La trame narrative se suit avec intérêt et est particulièrement addictive.
L'écriture est fluide. Les descriptions précises (les lieux, les rues, les personnes, le travail, la façon dont la guerre se vit au quotidien avec les rationnements et les alertes, le rôle de la milice collaborationniste) et le ressenti des différents personnages clairement perceptible (premiers émois, liens avec Eva, premier avortement, évolution de pensée politique de Simone, apparition de son amour pour Otto, etc.).
On suit avec intérêt l'évolution des choses, on compatit aux difficultés de Simone et de sa famille, on ressent au plus près le lien indéfectible qui l'unit à sa soeur Madeleine (qui, bien que fade et plutôt passive face aux événements, a sacrifié sa vie pour elle) et les pressions et tensions subies au quotidien (par l'inaction de son père, par la distance et l'alcoolisme de sa mère, par la nécessité de travailler pour manger, par l'emprise égoïste de son "modèle" féminin, par les conséquences d'un amour déçu, et par l'urgence de vivre sa jeunesse, malgré la guerre).
Le registre de langue utilisé donne à voir la réalité du milieu populaire d'où est issue Simone, malgré une relative volonté initiale de la famille de s'élever dans la hiérarchie sociale. Il est vivant, fleuri, parfois vulgaire. C'est le seul point qui m'a véritablement gênée pour deux raisons :
1/ il me semble peu probable qu'une jeune de 20 ans puisse s'exprimer ainsi à cette époque.
2/ ce registre de langue me semble être en décalage avec le niveau d'excellence atteint dans ses études par Simone. Comment, en étant amoureuse de la langue de
Goethe, en côtoyant quasiment au quotidien les textes de grands penseurs et philosophes, Simone peut-elle encore penser et parler en ces termes ? Il y a là comme une incohérence ou, pour le moins, un anachronisme.

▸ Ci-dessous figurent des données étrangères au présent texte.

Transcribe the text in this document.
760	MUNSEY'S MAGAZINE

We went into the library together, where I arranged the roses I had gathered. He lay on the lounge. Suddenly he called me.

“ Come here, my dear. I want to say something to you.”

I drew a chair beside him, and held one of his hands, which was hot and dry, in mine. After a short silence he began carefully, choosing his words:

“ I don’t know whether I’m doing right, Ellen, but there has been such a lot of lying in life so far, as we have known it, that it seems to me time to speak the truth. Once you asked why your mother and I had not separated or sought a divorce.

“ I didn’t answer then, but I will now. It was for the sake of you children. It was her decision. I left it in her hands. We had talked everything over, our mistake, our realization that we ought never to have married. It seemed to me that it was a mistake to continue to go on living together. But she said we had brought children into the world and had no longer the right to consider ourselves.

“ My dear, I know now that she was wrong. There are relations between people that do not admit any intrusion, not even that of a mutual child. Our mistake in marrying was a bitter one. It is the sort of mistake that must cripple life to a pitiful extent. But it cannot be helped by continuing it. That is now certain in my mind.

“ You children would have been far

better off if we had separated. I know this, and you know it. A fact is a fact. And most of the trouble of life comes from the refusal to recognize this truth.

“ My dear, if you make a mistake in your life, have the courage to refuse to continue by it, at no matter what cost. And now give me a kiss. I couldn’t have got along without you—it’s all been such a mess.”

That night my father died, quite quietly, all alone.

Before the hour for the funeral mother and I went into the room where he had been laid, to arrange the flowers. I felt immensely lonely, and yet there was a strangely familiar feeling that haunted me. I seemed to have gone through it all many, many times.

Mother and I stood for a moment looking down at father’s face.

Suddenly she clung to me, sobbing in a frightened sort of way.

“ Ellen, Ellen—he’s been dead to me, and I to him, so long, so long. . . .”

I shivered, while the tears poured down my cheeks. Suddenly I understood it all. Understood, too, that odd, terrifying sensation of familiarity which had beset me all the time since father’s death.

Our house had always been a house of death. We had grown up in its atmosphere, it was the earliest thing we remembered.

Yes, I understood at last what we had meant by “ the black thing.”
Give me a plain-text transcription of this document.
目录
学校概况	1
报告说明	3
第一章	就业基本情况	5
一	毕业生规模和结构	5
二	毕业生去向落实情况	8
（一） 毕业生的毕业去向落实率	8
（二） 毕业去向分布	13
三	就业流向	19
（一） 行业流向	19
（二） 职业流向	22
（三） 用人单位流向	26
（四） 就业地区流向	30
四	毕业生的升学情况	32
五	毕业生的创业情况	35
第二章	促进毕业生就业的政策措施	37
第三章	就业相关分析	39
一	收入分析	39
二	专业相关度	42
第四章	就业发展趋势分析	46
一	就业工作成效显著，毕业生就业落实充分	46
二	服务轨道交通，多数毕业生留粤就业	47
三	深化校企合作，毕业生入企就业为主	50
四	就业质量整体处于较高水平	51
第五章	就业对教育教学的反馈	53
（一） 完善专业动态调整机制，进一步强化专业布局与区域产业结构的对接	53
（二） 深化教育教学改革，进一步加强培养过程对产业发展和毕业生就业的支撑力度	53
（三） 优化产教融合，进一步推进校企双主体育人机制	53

Néanmoins, malgré ces quelques réserves, c'est à mon sens un très bon premier roman qui a le mérite d'éclairer une période passée sous silence et de mettre le focus (comme
Robert Capa l'a d'ailleurs fait avec cette photographie qui a servi de point de départ du
roman) sur le traumatisme subi par ces femmes tondues pour l'exemple et par vengeance, traumatisme qui, je pense, a rejailli sur leur devenir (la vraie Simone est décédée à 41 ans), mais également sur leur descendance.